A paper by researchers at Loughborough University has called for an end to the term 'healthy obesity', due to it being misleading and flawed. The focus should instead be on conducting more in-depth research to understand causes and consequences of varying health among people with the same BMI. Dr William Johnson, from the School of Sport, Exercise and Health Sciences at Loughborough University, emphasised that the construct of 'healthy obesity', first used in the 1980's to describe obese individuals who were apparently healthy - for example they didn't suffer with hypertension or diabetes, is limited. This is because categorising a population using cut-offs (eg, BMI and blood pressure) results in some normal weight and obese individuals being labelled 'healthy', when there are obviously health differences between the two groups.

In the paper, ‘Healthy obesity: time to give up the ghost?’, published in the Annals of Human Biology, Johnson does acknowledge that there are health differences between obese individuals with the same BMI and explains that there should be further investigation into contributing factors such as being obese for longer, adverse early life events, and smoking during adolescence.

For example, such research would explain why one person has a disease or dies, while another with the same BMI (or waist circumference) is fine.

"While epidemiology has revealed many of the life course processes and exposures that lead to a given disease, we know relatively little about the things that occur across someone's life that lead to them having a heart attack, for example, while their friend with the same BMI is fine. Existing birth cohort studies have the data necessary to improve knowledge on this topic," he claims.
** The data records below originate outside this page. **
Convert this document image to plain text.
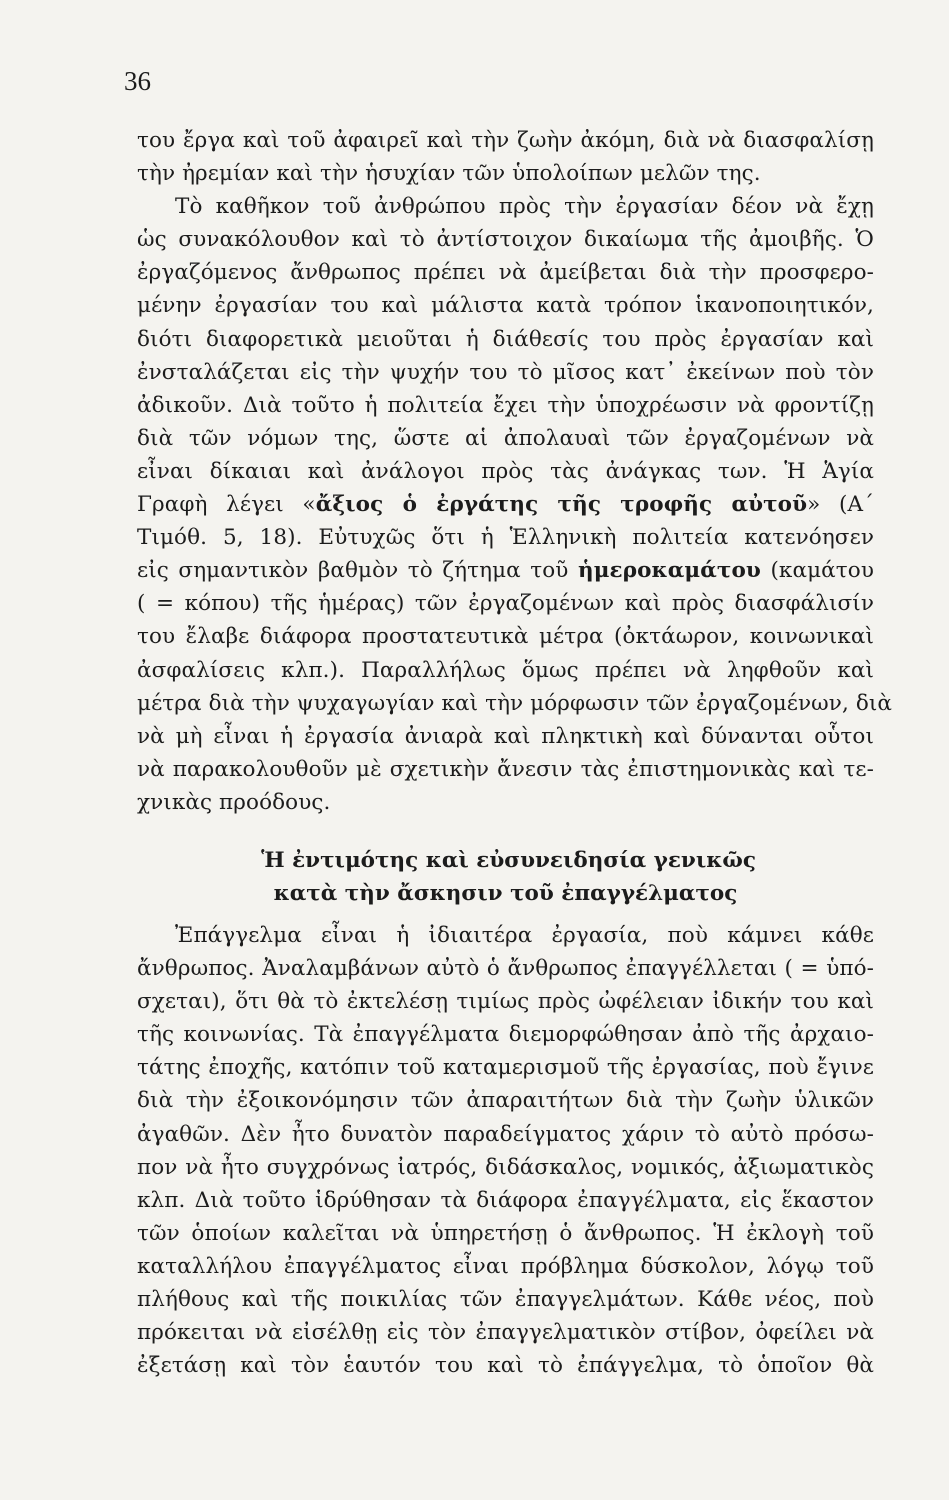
36
του ἔργα καὶ τοῦ ἀφαιρεῖ καὶ τὴν ζωὴν ἀκόμη, διὰ νὰ διασφαλίσῃ
τὴν ἠρεμίαν καὶ τὴν ἡσυχίαν τῶν ὑπολοίπων μελῶν της.
Τὸ καθῆκον τοῦ ἀνθρώπου πρὸς τὴν ἐργασίαν δέον νὰ ἔχῃ
ὡς συνακόλουθον καὶ τὸ ἀντίστοιχον δικαίωμα τῆς ἀμοιβῆς. Ὁ
ἐργαζόμενος ἄνθρωπος πρέπει νὰ ἀμείβεται διὰ τὴν προσφερο-
μένην ἐργασίαν του καὶ μάλιστα κατὰ τρόπον ἱκανοποιητικόν,
διότι διαφορετικὰ μειοῦται ἡ διάθεσίς του πρὸς ἐργασίαν καὶ
ἐνσταλάζεται εἰς τὴν ψυχήν του τὸ μῖσος κατ᾽ ἐκείνων ποὺ τὸν
ἀδικοῦν. Διὰ τοῦτο ἡ πολιτεία ἔχει τὴν ὑποχρέωσιν νὰ φροντίζῃ
διὰ τῶν νόμων της, ὥστε αἱ ἀπολαυαὶ τῶν ἐργαζομένων νὰ
εἶναι δίκαιαι καὶ ἀνάλογοι πρὸς τὰς ἀνάγκας των. Ἡ Ἁγία
Γραφὴ λέγει «ἄξιος ὁ ἐργάτης τῆς τροφῆς αὐτοῦ» (Α΄
Τιμόθ. 5, 18). Εὐτυχῶς ὅτι ἡ Ἑλληνικὴ πολιτεία κατενόησεν
εἰς σημαντικὸν βαθμὸν τὸ ζήτημα τοῦ ἡμεροκαμάτου (καμάτου
( = κόπου) τῆς ἡμέρας) τῶν ἐργαζομένων καὶ πρὸς διασφάλισίν
του ἔλαβε διάφορα προστατευτικὰ μέτρα (ὀκτάωρον, κοινωνικαὶ
ἀσφαλίσεις κλπ.). Παραλλήλως ὅμως πρέπει νὰ ληφθοῦν καὶ
μέτρα διὰ τὴν ψυχαγωγίαν καὶ τὴν μόρφωσιν τῶν ἐργαζομένων, διὰ
νὰ μὴ εἶναι ἡ ἐργασία ἀνιαρὰ καὶ πληκτικὴ καὶ δύνανται οὗτοι
νὰ παρακολουθοῦν μὲ σχετικὴν ἄνεσιν τὰς ἐπιστημονικὰς καὶ τε-
χνικὰς προόδους.
Ἡ ἐντιμότης καὶ εὐσυνειδησία γενικῶς
κατὰ τὴν ἄσκησιν τοῦ ἐπαγγέλματος
Ἐπάγγελμα εἶναι ἡ ἰδιαιτέρα ἐργασία, ποὺ κάμνει κάθε
ἄνθρωπος. Ἀναλαμβάνων αὐτὸ ὁ ἄνθρωπος ἐπαγγέλλεται ( = ὑπό-
σχεται), ὅτι θὰ τὸ ἐκτελέσῃ τιμίως πρὸς ὠφέλειαν ἰδικήν του καὶ
τῆς κοινωνίας. Τὰ ἐπαγγέλματα διεμορφώθησαν ἀπὸ τῆς ἀρχαιο-
τάτης ἐποχῆς, κατόπιν τοῦ καταμερισμοῦ τῆς ἐργασίας, ποὺ ἔγινε
διὰ τὴν ἐξοικονόμησιν τῶν ἀπαραιτήτων διὰ τὴν ζωὴν ὑλικῶν
ἀγαθῶν. Δὲν ἦτο δυνατὸν παραδείγματος χάριν τὸ αὐτὸ πρόσω-
πον νὰ ἦτο συγχρόνως ἰατρός, διδάσκαλος, νομικός, ἀξιωματικὸς
κλπ. Διὰ τοῦτο ἱδρύθησαν τὰ διάφορα ἐπαγγέλματα, εἰς ἕκαστον
τῶν ὁποίων καλεῖται νὰ ὑπηρετήσῃ ὁ ἄνθρωπος. Ἡ ἐκλογὴ τοῦ
καταλλήλου ἐπαγγέλματος εἶναι πρόβλημα δύσκολον, λόγῳ τοῦ
πλήθους καὶ τῆς ποικιλίας τῶν ἐπαγγελμάτων. Κάθε νέος, ποὺ
πρόκειται νὰ εἰσέλθῃ εἰς τὸν ἐπαγγελματικὸν στίβον, ὀφείλει νὰ
ἐξετάσῃ καὶ τὸν ἑαυτόν του καὶ τὸ ἐπάγγελμα, τὸ ὁποῖον θὰ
With obesity at epidemic levels worldwide, such research could inform the development of more stratified disease prevention and intervention efforts targeted at individuals who have the highest risk.

“It is undeniable that obesity is bad for health, but there are clearly differences between individuals in the extent to which it is bad,” the authors conclude. “While the concept of healthy obesity is crude and problematic and may best be laid to rest, there is great opportunity for human biological investigation of the levels, causes and consequences of heterogeneity in health among people with the same BMI.”